Informed Consent.
I understand that my treatment may include one or more of the following modalities, based on my provider’s clinical judgment:
Acupuncture: The insertion of sterile, single-use needles into specific points to support the body’s natural healing processes. Risks may include minor bleeding, bruising, soreness, or, in rare cases, dizziness or fainting.
Craniosacral Therapy: A gentle, hands-on approach to release tension in the craniosacral system using light touch to the head, spine, sacrum, or related areas. Temporary physical or emotional responses may occur.
Cupping Therapy: A suction technique using cups to improve circulation and release tissue tension. Cupping may leave circular marks or discoloration that can last several days.
Gua Sha: A scraping technique using a smooth tool to release stagnation and support circulation. This may cause temporary red or purple marks that typically fade within a few days.
Moxibustion (Moxa): The use of warming herbal heat (mugwort) near or on the body to stimulate healing. Care will be taken to avoid burns or discomfort.
Electroacupuncture: A mild electrical current applied to acupuncture needles to enhance therapeutic effect. Sensations may include tingling or pulsing.
Tui Na & Manual Therapies: These may include pressure, mobilization, and massage techniques rooted in East Asian medical traditions. Mild soreness may occur.
Chinese Herbal Medicine: I may be prescribed customized herbal formulas in pill, tincture, or tea form. I agree to follow dosage instructions and notify my provider of any side effects, allergies, or medication interactions.
I understand that these therapies are generally safe but not a substitute for emergency medical care or primary care diagnosis.

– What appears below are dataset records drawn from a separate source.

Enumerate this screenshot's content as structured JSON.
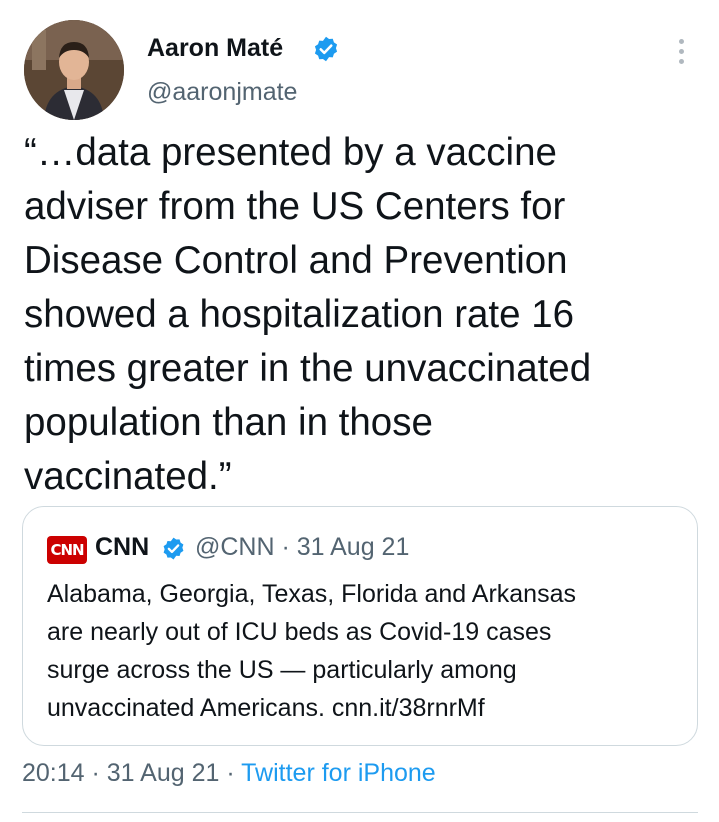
{
  "author": {
    "name": "Aaron Maté",
    "handle": "@aaronjmate",
    "verified_icon": "verified-badge-icon"
  },
  "tweet": {
    "lines": [
      "“…data presented by a vaccine",
      "adviser from the US Centers for",
      "Disease Control and Prevention",
      "showed a hospitalization rate 16",
      "times greater in the unvaccinated",
      "population than in those",
      "vaccinated.”"
    ]
  },
  "quote": {
    "logo_text": "CNN",
    "name": "CNN",
    "meta": "@CNN · 31 Aug 21",
    "lines": [
      "Alabama, Georgia, Texas, Florida and Arkansas",
      "are nearly out of ICU beds as Covid-19 cases",
      "surge across the US — particularly among",
      "unvaccinated Americans. cnn.it/38rnrMf"
    ]
  },
  "footer": {
    "timestamp": "20:14 · 31 Aug 21 · ",
    "source": "Twitter for iPhone"
  },
  "colors": {
    "accent": "#1d9bf0",
    "secondary_text": "#536471",
    "cnn_red": "#cc0000",
    "border": "#cfd9de"
  }
}
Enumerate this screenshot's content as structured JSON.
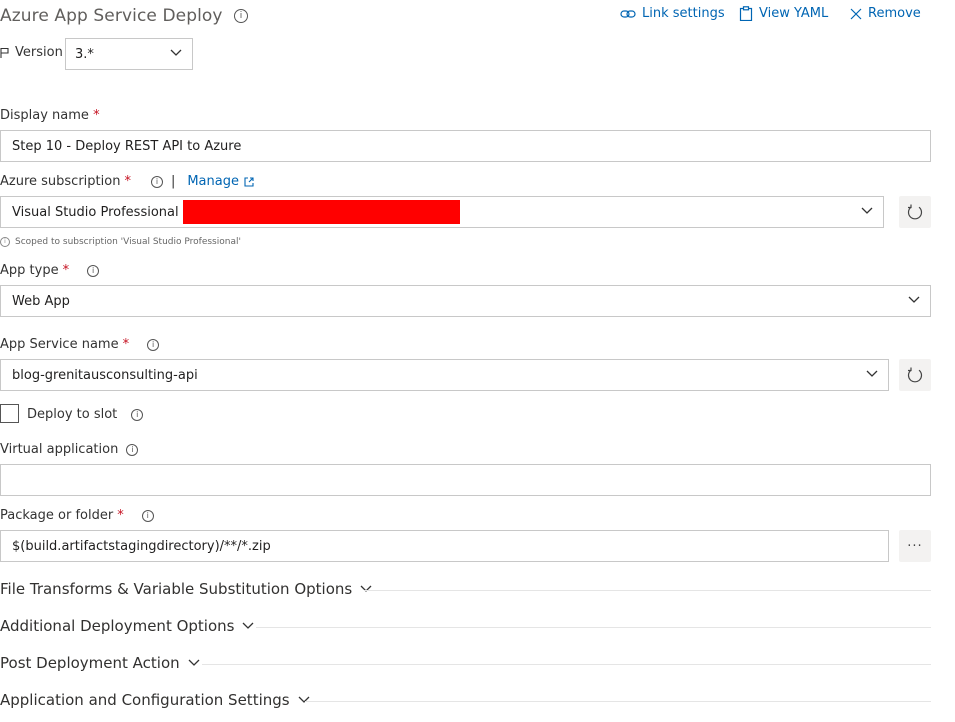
{
  "header": {
    "title": "Azure App Service Deploy",
    "link_settings": "Link settings",
    "view_yaml": "View YAML",
    "remove": "Remove"
  },
  "version": {
    "label": "Version",
    "value": "3.*"
  },
  "display_name": {
    "label": "Display name",
    "required": "*",
    "value": "Step 10 - Deploy REST API to Azure"
  },
  "azure_subscription": {
    "label": "Azure subscription",
    "required": "*",
    "separator": "|",
    "manage": "Manage",
    "value": "Visual Studio Professional",
    "scope_note": "Scoped to subscription 'Visual Studio Professional'",
    "redaction_color": "#ff0000"
  },
  "app_type": {
    "label": "App type",
    "required": "*",
    "value": "Web App"
  },
  "app_service_name": {
    "label": "App Service name",
    "required": "*",
    "value": "blog-grenitausconsulting-api"
  },
  "deploy_to_slot": {
    "label": "Deploy to slot",
    "checked": false
  },
  "virtual_application": {
    "label": "Virtual application",
    "value": ""
  },
  "package_or_folder": {
    "label": "Package or folder",
    "required": "*",
    "value": "$(build.artifactstagingdirectory)/**/*.zip",
    "browse": "···"
  },
  "sections": [
    "File Transforms & Variable Substitution Options",
    "Additional Deployment Options",
    "Post Deployment Action",
    "Application and Configuration Settings"
  ],
  "colors": {
    "accent": "#0065b3",
    "required": "#c50f1f",
    "border": "#c8c8c8"
  }
}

I agree to inform my provider of:
Any current or suspected pregnancy, as certain techniques and herbs may be contraindicated during pregnancy.
Any medical conditions such as bleeding disorders, seizure disorders, heart conditions, implanted medical devices (like pacemakers), or known allergies.
Any changes in my health, medications, or relevant diagnoses.
I understand that I may stop treatment at any time and that all personal health information will be kept confidential within the limits of the law.
By signing below, I give my voluntary and informed consent to receive care using the modalities listed above.